Before beginning Sean Michaels’ book Us Conductors (2014), it is helpful to know the protagonist, Lev Sergeyevich Termin, did, in fact, exist and that much of the novel is culled from his biography. Without this information, the narrative seems a work of pure fiction: incredible, perhaps even contrived. A Soviet scientist and musician who creates an instrument “played” via the electromagnetic energy of the human body, who tours the United States and Europe meeting and collaborating with countless luminaries of the 1920s and 1930s and marries an African-American dancer, all the while working as a spy for Mother Russia. And he is a deadly kung-fu master capable of killing with his bare hands. That last detail was added by Michaels, as he explains in his acknowledgements. It is difficult to understand why, when the true story provided ample raw material from which to construct the skeleton of a fascinating narrative, the author would feel the need to pad his novel with the shopworn stock of action films instead of penetrating the facts themselves, mining them for the many larger questions they raise about art, identity, inspiration, nationalism and love.

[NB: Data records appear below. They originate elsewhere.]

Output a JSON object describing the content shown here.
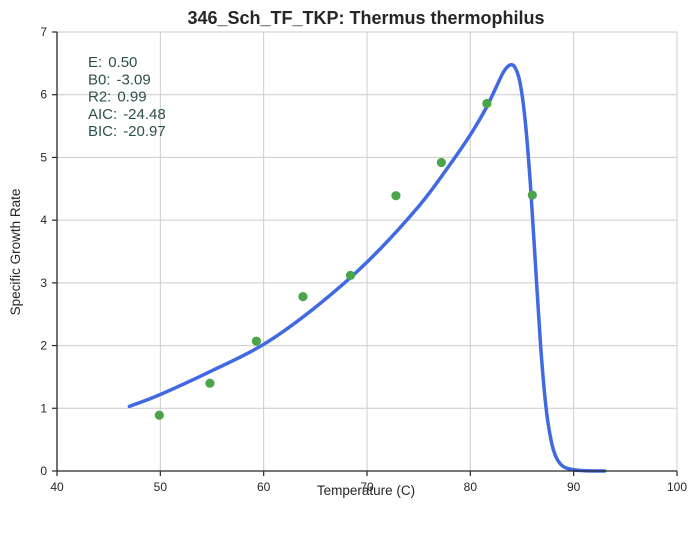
{
  "chart_data": {
    "type": "scatter",
    "title": "346_Sch_TF_TKP: Thermus thermophilus",
    "xlabel": "Temperature (C)",
    "ylabel": "Specific Growth Rate",
    "xlim": [
      40,
      100
    ],
    "ylim": [
      0,
      7
    ],
    "xticks": [
      40,
      50,
      60,
      70,
      80,
      90,
      100
    ],
    "yticks": [
      0,
      1,
      2,
      3,
      4,
      5,
      6,
      7
    ],
    "grid": true,
    "colors": {
      "points": "#4aa54a",
      "fit": "#4169e1",
      "stats": "#2f4f4f"
    },
    "points": {
      "x": [
        49.9,
        54.8,
        59.3,
        63.8,
        68.4,
        72.8,
        77.2,
        81.6,
        86.0
      ],
      "y": [
        0.89,
        1.4,
        2.07,
        2.78,
        3.12,
        4.39,
        4.92,
        5.86,
        4.4
      ]
    },
    "fit": {
      "x": [
        47.0,
        50.0,
        55.0,
        60.0,
        65.0,
        70.0,
        75.0,
        78.0,
        80.0,
        81.5,
        82.5,
        83.2,
        83.8,
        84.3,
        84.8,
        85.3,
        85.8,
        86.3,
        86.8,
        87.3,
        87.8,
        88.3,
        89.0,
        90.0,
        91.0,
        93.0
      ],
      "y": [
        1.03,
        1.22,
        1.6,
        2.02,
        2.61,
        3.33,
        4.22,
        4.88,
        5.36,
        5.78,
        6.12,
        6.36,
        6.47,
        6.44,
        6.2,
        5.6,
        4.6,
        3.3,
        2.0,
        1.05,
        0.5,
        0.22,
        0.07,
        0.02,
        0.005,
        0.0
      ]
    },
    "stats": [
      {
        "label": "E:",
        "value": "0.50"
      },
      {
        "label": "B0:",
        "value": "-3.09"
      },
      {
        "label": "R2:",
        "value": "0.99"
      },
      {
        "label": "AIC:",
        "value": "-24.48"
      },
      {
        "label": "BIC:",
        "value": "-20.97"
      }
    ]
  }
}
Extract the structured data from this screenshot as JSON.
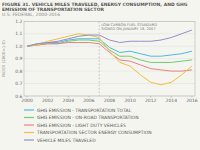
{
  "chart_data": {
    "type": "line",
    "title": "FIGURE 31. VEHICLE MILES TRAVELED, ENERGY CONSUMPTION, AND GHG EMISSION OF TRANSPORTATION SECTOR",
    "subtitle": "U.S. FEDERAL, 2000-2016",
    "annotations": [
      {
        "text": "LOW CARBON FUEL STANDARD\nSIGNED ON JANUARY 18, 2007",
        "x": 2007
      }
    ],
    "x": [
      2000,
      2001,
      2002,
      2003,
      2004,
      2005,
      2006,
      2007,
      2008,
      2009,
      2010,
      2011,
      2012,
      2013,
      2014,
      2015,
      2016
    ],
    "series": [
      {
        "name": "GHG EMISSION - TRANSPORTATION TOTAL",
        "color": "#4db8e8",
        "values": [
          1.0,
          1.02,
          1.03,
          1.03,
          1.05,
          1.06,
          1.06,
          1.06,
          0.99,
          0.95,
          0.96,
          0.94,
          0.92,
          0.92,
          0.93,
          0.94,
          0.96
        ]
      },
      {
        "name": "GHG EMISSION - ON-ROAD TRANSPORTATION",
        "color": "#70cc70",
        "values": [
          1.0,
          1.01,
          1.02,
          1.02,
          1.04,
          1.05,
          1.05,
          1.04,
          0.97,
          0.92,
          0.92,
          0.89,
          0.87,
          0.87,
          0.87,
          0.88,
          0.89
        ]
      },
      {
        "name": "GHG EMISSION - LIGHT DUTY VEHICLES",
        "color": "#f08080",
        "values": [
          1.0,
          1.01,
          1.02,
          1.02,
          1.03,
          1.03,
          1.03,
          1.02,
          0.95,
          0.89,
          0.88,
          0.85,
          0.82,
          0.81,
          0.8,
          0.8,
          0.81
        ]
      },
      {
        "name": "TRANSPORTATION SECTOR ENERGY CONSUMPTION",
        "color": "#f0c040",
        "values": [
          1.0,
          1.01,
          1.04,
          1.06,
          1.08,
          1.1,
          1.09,
          1.07,
          0.96,
          0.87,
          0.84,
          0.77,
          0.71,
          0.69,
          0.71,
          0.77,
          0.84
        ]
      },
      {
        "name": "VEHICLE MILES TRAVELED",
        "color": "#9090c8",
        "values": [
          1.0,
          1.02,
          1.03,
          1.04,
          1.06,
          1.08,
          1.09,
          1.09,
          1.05,
          1.03,
          1.04,
          1.04,
          1.04,
          1.05,
          1.07,
          1.1,
          1.13
        ]
      }
    ],
    "xlim": [
      1999.7,
      2016.3
    ],
    "xticks": [
      2000,
      2002,
      2004,
      2006,
      2008,
      2010,
      2012,
      2014,
      2016
    ],
    "ylim": [
      0.6,
      1.2
    ],
    "yticks": [
      0.6,
      0.7,
      0.8,
      0.9,
      {
        "value": 1.0,
        "label": "1.0"
      },
      1.1,
      1.2
    ],
    "ylabel": "INDEX (2000=1.0)",
    "grid": true,
    "legend": "bottom"
  }
}
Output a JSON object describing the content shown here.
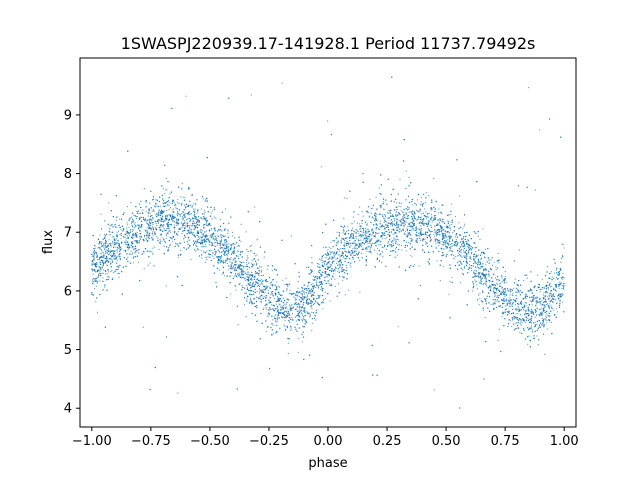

Review copy courtesy of Tin House Books.

Review copy courtesy of Tin House Books.

Michaels merely brushes against these questions, in a manner that seems more puzzling than provocative. Early in the novel, Lev recognizes that his electromagnetic instrument, the theremin, has the capacity to bring music, formerly the domain of the elite, to the people, thereby aligning his invention with the Communist cause:

Around the world millions of workers who are fascinated by music are demoralized by the challenges of traditional instruments […] Because it trusts the worker’s own senses, not the knowledge locked away in the lessons and textbooks of the elites, the theremin becomes a revolutionary device – a leveling of the means of musical production.

This recognition could have served as fertile ground for a meditation upon the role of traditional music-making in a mechanized world, stimulating the reader to ask herself whether art should be a lifelong pursuit – the realm of single-minded geniuses – or a level playing field, accessible to all in their spare time. But this is the only place in which the novel even ventures into this subject, and as soon as the assertion is made, the narrative quickly changes course and rushes on through other more mundane events. It is as if the novel is concerned with hitting the highlights of the true story, with checking off each item on the real Termen’s CV, leaving little space to dwell upon the implications of those events. Even Lev himself, who is narrating the story, seems disinclined to reflect upon these matters, often contradicting himself later in the novel. For example, his emphasis upon the amount of patience, skill and dedication it takes to master the theremin (as well as the exclusivity of his concerts for the American aristocracy) seems to run counter to his earlier idea of this mass-produced instrument as a tool in the people’s struggle. His fall back to the traditional model of virtuosic inspiration is never explored, for instance as an admission that the instrument did not live up to his hopes for it, and the reader is left grasping.

Without this kind of reflection on deeper questions, the character of Lev falls flat among a cast of flat characters. The historical figures sprinkled throughout the story – Gershwin, Rachmaninoff, Toscanini, Ravel, Chaplin, and Valéry, to name a few – seem to amount to mere name-dropping. Even the love interest, Clara Rockmore, the person to whom the entire narrative is addressed, is a rather vague and lifeless personage, her motives and Lev’s attraction to her only superficially explored.

The prose contains moments of pure poetry tucked into some dense and rather tangled paragraphs. Wading through the forced similes piled one on top of another can be exhausting, but once uncovered, these musical passages soar, revealing a vivid imagination and passion for language. Passages such as:

Here I am an idle man in a cabin, writing stories on this typewriter. Leaving rows of sentences, months passing in ellipses… I do not know what forces are in play. I do not see the looming icebergs, the coming storms. Sometimes I wake in the night and I wonder if we are sinking. It would be a long time before I would know that we were sinking. You can become a dead man before you know what you are.

All of which builds to a satisfying finish for the novel as a whole. Thus, despite the imprecision of the prose, its lyricism gives us cause to hope this debut author will continue to hone his craft, producing, in years to come, works of powerful imagery, exquisite language and deft penetration of the human condition.